Proving inequality: $\sum_{i=1}^n \left(a_i^7+a_i^5\right) \geq 2(\sum_{i=1}^n a_i^3)^2$

We can use induction here.

For $n=1$ it's true by AM-GM.

Now, let $$\sum_{k=1}^n(a_k^7+a_k^5)\geq\left(\sum_{k=1}^na_k^3\right)^2.$$ We'll prove that: $$\sum_{k=1}^{n+1}(a_k^7+a_k^5)\geq\left(\sum_{k=1}^{n+1}a_k^3\right)^2.$$ Indeed, let $a_{n+1}=a=\max\limits_k\{a_k\}$.

Thus, $$\sum_{k=1}^{n+1}(a_k^7+a_k^5)\geq \left(\sum_{k=1}^na_k^3\right)^2+a^7+a^5$$ and it's enough to prove that $$a^7+a^5\geq2a^6+4a^3\sum_{k=1}^na_k^3$$ or $$a^4+a^2\geq2a^3+4\sum_{k=1}^na_k^3.$$ Now, since $a_k\leq a-n-1+k,$ it's enough to prove that $$\sum_{k=1}^n(a-k)^3\leq\frac{1}{4}(a^4-2a^3+a^2)$$ or $$na^3-\frac{3n(n+1)}{2}a^2+\frac{3n(n+1)(2n+1)}{6}a-\frac{n^2(n+1)^2}{4}\leq\frac{1}{4}(a^4-2a^3+a^2)$$ or $$(a-n)^2(a-n-1)^2\geq0$$ and we are done!

As David Cheng said, we can prove the last inequality by the following simpler way. $$\sum_{k=1}^n(a-k)^3\leq\sum_{k=1}^{a-1}k^3=\frac{a^2(a-1)^2}{4}=\frac{1}{4}(a^4-2a^3+a^2).$$

One more induction proof

For $n=1$ everything is clear. Suppose that we know that inequality holds for $0<a_1<a_2<\dots<a_n$. We're going to add element $a_{n+1} > a_n$. Denote by $S_n^d = \sum_{i=0}^{n}a_i^d$ sum of $d$-th degrees of first $n$ elements.

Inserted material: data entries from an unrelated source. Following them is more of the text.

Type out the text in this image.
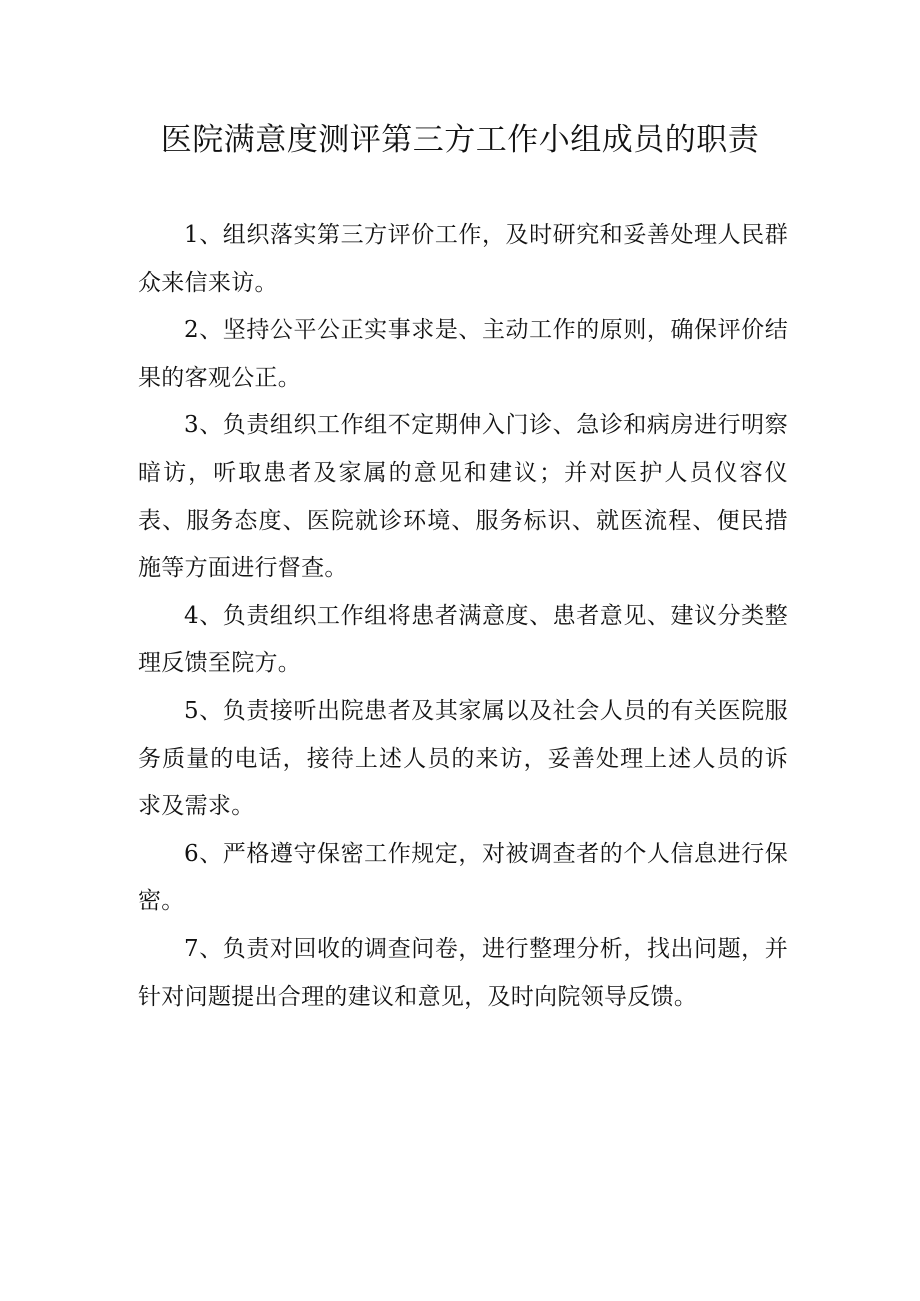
医院满意度测评第三方工作小组成员的职责

1、组织落实第三方评价工作，及时研究和妥善处理人民群众来信来访。

2、坚持公平公正实事求是、主动工作的原则，确保评价结果的客观公正。

3、负责组织工作组不定期伸入门诊、急诊和病房进行明察暗访，听取患者及家属的意见和建议；并对医护人员仪容仪表、服务态度、医院就诊环境、服务标识、就医流程、便民措施等方面进行督查。

4、负责组织工作组将患者满意度、患者意见、建议分类整理反馈至院方。

5、负责接听出院患者及其家属以及社会人员的有关医院服务质量的电话，接待上述人员的来访，妥善处理上述人员的诉求及需求。

6、严格遵守保密工作规定，对被调查者的个人信息进行保密。

7、负责对回收的调查问卷，进行整理分析，找出问题，并针对问题提出合理的建议和意见，及时向院领导反馈。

We know that $$S_n^7 + S_n^5 \ge 2(S_n^3)^2.\tag{1}$$ Adding $a_{n+1}$ gives $$ S_n^7 + S_n^5 + a_{n+1}^7 + a_{n+1}^5 \ge 2(S_n^3 + a_{n+1}^3)^2 $$ or, using $(1)$, $$ a_{n+1}^7 + a_{n+1}^5 \ge 4S_n^3a_{n+1}^3 + 2a_{n+1}^6 $$ $$ \frac{(a_{n+1} - 1)^2}{4a_{n+1}} \ge S_n^3a_{n+1}^{-3}\tag{2} $$ Now let's take a look at $S_n^3$. Since $a = a_{n+1} > a_n > \dots > a_0 > 0$, we have $$ S_n^3a_{n+1}^{-3} = \sum_{k=0}^{n}\left(\frac{a_k}{a_{n+1}}\right)^3 < \sum_{k=1}^{n+1}\left(1 - \frac{k}{a}\right)^3 < \sum_{k=1}^{a}\left(1 - \frac{k}{a}\right)^3 = \frac{(a - 1)^2}{4a} $$ which is exact left hand side of $(2)$.